You can take funds can out of a SIMPLE IRA at any time. You will need to include the amount you withdraw as taxable income when you prepare your taxes. If you are younger than 59 1/2, the funds may also be subject to a 10 percent penalty. An even bigger hit may be your timing. If you withdraw the funds within the first two years that you participated in the plan, there is an additional 25 percent tax penalty.

Who Pays You

The funds in a SIMPLE IRA are managed by a financial institution such as a bank or brokerage house. Contact that institution to make the arrangements for the withdrawal of your money.

What Tax Forms Will You Need When You File

You will use your Form 1040 to report the amount of the withdrawal. Any penalty you are required to pay will also be reported on your 1040. You may also need to file Form 5329, Additional Taxes on Qualified Plans (Including IRAs) and Other Tax-Favored Accounts, to your return.

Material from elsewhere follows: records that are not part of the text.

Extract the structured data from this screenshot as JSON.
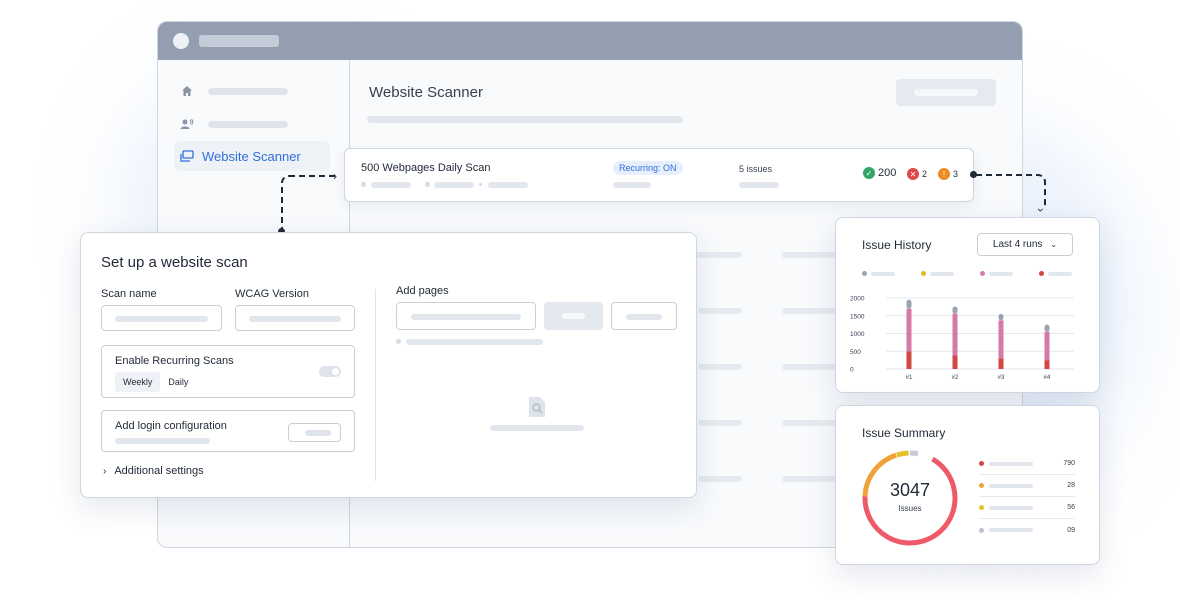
{
  "sidebar": {
    "items": [
      {
        "icon": "home-icon"
      },
      {
        "icon": "user-voice-icon"
      },
      {
        "icon": "website-scanner-icon",
        "label": "Website Scanner",
        "active": true
      }
    ]
  },
  "main": {
    "title": "Website Scanner"
  },
  "scan_row": {
    "name": "500 Webpages Daily Scan",
    "recurring_badge": "Recurring: ON",
    "issues": "5 issues",
    "passed": "200",
    "failed": "2",
    "warnings": "3"
  },
  "setup": {
    "title": "Set up a website scan",
    "scan_name_label": "Scan name",
    "wcag_label": "WCAG Version",
    "recurring_label": "Enable Recurring Scans",
    "weekly": "Weekly",
    "daily": "Daily",
    "login_label": "Add login configuration",
    "additional": "Additional settings",
    "add_pages_label": "Add pages"
  },
  "history": {
    "title": "Issue History",
    "range": "Last 4 runs"
  },
  "summary": {
    "title": "Issue Summary",
    "total": "3047",
    "total_label": "Issues",
    "rows": [
      {
        "value": "790",
        "color": "#d64545"
      },
      {
        "value": "28",
        "color": "#f0a23a"
      },
      {
        "value": "56",
        "color": "#e3c12b"
      },
      {
        "value": "09",
        "color": "#b9c2ce"
      }
    ]
  },
  "colors": {
    "accent": "#2f6fde",
    "pass": "#2fa56a",
    "fail": "#e04848",
    "warn": "#f08a24",
    "bar_top": "#9aa3b0",
    "bar_mid": "#d57aa8",
    "bar_base": "#d24646"
  },
  "chart_data": {
    "type": "bar",
    "categories": [
      "#1",
      "#2",
      "#3",
      "#4"
    ],
    "series": [
      {
        "values": [
          500,
          380,
          300,
          250
        ]
      },
      {
        "values": [
          1200,
          1180,
          1070,
          800
        ]
      },
      {
        "values": [
          250,
          200,
          180,
          200
        ]
      }
    ],
    "yticks": [
      "2000",
      "1500",
      "1000",
      "500",
      "0"
    ],
    "ylim": [
      0,
      2000
    ],
    "stacked": true
  }
}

Postponing Taxes and Avoiding Fees

If your SIMPLE IRA is older than two years old, you can postpone paying income taxes on your withdrawal by rolling over your money from the SIMPLE IRA to another IRA or other qualified plan. You can avoid the 10 percent early withdrawal penalty if you wait until you are older than 59 1/2 to withdraw the money. If you are within the SIMPLE IRA two-year penalty period, you can avoid the 25 percent tax by rolling the funds over to another SIMPLE IRA. You must keep the money in that second SIMPLE IRA until the end of the two-year period from when your original employer first made a contribution to your old account. At the end of the two years, you can roll over the funds to another IRA or other qualified plan.